Schillerstrom, 49, an attorney who lives in Naperville, is not expected to face significant opposition in his bid for a second term. County Republicans said they were unaware of plans to challenge him in the March primary, and most political observers doubt a Democratic challenger could defeat him in the general election.
Among the issues Schillerstrom said the county and his administration will face in the future is the continued push for western access to O’Hare International Airport to spur growth and to help relieve traffic congestion for the airport’s neighboring communities.
Also, traffic problems place added importance on identifying alternative methods to get people to work, he said.
Schillerstrom said he will continue to stress the need to preserve open land and keep rivers and streams clean, as well as provide a comprehensive trail system to display the county’s natural resources.
During his tenure as board chairman, Schillerstrom embarked upon a bond-funded infrastructure improvement program of nearly $245 million to pay for roadwork improvements, flood-prevention projects and a new annex to the county courthouse in Wheaton. Work has begun in some cases.
Schillerstrom also was able to win another $300 million from Gov. George Ryan’s Illinois FIRST public works program.
A former president of the Naperville Park District, Schillerstrom has embraced environmental movements in the county, playing a more active role than his predecessors in forest preserve matters and having close ties with the politically influential Conservation Foundation in Naperville.
He has nudged the Forest Preserve District to buy more open land as the last pieces of space in DuPage are developed.

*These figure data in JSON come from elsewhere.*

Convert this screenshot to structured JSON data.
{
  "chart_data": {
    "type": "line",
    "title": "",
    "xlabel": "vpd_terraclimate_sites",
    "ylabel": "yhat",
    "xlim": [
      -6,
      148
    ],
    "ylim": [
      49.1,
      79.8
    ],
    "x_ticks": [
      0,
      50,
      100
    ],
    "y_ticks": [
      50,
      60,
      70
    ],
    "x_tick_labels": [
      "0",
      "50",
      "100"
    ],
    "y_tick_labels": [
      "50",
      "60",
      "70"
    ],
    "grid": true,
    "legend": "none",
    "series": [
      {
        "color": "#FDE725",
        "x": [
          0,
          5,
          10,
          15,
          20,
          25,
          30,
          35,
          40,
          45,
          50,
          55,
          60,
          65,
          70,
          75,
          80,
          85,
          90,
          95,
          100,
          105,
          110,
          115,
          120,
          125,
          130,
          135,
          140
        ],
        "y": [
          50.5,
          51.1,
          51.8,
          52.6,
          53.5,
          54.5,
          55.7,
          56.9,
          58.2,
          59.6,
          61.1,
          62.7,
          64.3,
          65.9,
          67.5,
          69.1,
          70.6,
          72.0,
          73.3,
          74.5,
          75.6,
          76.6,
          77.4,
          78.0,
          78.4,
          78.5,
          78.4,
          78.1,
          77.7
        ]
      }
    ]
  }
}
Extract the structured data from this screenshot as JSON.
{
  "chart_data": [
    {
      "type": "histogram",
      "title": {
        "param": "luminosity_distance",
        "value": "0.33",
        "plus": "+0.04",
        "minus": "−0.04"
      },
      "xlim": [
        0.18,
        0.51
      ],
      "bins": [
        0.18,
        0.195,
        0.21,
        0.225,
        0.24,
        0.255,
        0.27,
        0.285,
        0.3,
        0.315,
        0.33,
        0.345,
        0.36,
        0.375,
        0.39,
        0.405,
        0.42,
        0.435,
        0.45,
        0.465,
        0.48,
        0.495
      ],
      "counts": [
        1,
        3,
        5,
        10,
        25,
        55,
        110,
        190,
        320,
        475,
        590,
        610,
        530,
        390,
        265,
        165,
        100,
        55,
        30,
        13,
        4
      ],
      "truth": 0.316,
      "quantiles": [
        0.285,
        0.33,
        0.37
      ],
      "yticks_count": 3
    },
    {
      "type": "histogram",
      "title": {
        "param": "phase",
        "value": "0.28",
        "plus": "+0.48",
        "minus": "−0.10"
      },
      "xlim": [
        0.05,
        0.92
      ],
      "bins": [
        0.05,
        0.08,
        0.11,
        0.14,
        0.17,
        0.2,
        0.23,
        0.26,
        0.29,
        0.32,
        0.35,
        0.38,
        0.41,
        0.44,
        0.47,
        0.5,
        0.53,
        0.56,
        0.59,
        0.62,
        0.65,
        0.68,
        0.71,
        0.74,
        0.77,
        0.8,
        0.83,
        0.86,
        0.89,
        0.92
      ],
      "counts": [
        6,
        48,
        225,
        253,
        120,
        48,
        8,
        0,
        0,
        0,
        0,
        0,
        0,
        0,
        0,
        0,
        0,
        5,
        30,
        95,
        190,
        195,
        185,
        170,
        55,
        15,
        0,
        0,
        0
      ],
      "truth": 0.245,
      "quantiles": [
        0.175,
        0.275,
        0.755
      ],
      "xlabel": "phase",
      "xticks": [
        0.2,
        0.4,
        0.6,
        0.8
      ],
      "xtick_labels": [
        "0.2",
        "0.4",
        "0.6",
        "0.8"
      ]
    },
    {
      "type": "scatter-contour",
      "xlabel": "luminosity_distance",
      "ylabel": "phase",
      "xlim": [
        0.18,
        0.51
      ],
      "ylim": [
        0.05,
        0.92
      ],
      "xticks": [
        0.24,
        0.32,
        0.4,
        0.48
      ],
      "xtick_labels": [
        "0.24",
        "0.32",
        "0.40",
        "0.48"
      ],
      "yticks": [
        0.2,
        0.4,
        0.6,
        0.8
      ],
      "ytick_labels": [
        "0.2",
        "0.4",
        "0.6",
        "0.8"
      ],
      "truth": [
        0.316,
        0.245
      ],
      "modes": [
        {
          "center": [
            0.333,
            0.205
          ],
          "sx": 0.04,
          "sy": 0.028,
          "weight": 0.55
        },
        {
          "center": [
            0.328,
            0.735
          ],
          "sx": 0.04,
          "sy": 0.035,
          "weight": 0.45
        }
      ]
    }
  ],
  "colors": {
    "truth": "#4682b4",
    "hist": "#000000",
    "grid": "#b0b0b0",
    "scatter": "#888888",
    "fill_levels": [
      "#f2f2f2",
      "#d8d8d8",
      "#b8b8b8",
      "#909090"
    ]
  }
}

Schillerstrom has overseen three county budgets, including a proposed budget unveiled this week for the 2002 fiscal year, that have modestly lowered property taxes by $300,000 while building a new youth home, buying the Wood Dale-Itasca Reservoir and working on stormwater projects.
A former chairman of the Naperville Township Republican Organization, Schillerstrom had considered bids for statewide office, including the GOP nomination for secretary of state or attorney general.
He has more than $500,000 in campaign funds, including a $100,000 personal loan to his campaign.
But with Atty. Gen. Jim Ryan, a former DuPage County state’s attorney, seeking the Republican gubernatorial nomination and current State’s Atty. Joseph Birkett planning to seek the GOP nomination to replace Ryan as the state’s top law-enforcement officer, many leading Republicans were concerned that there were too many DuPage candidates.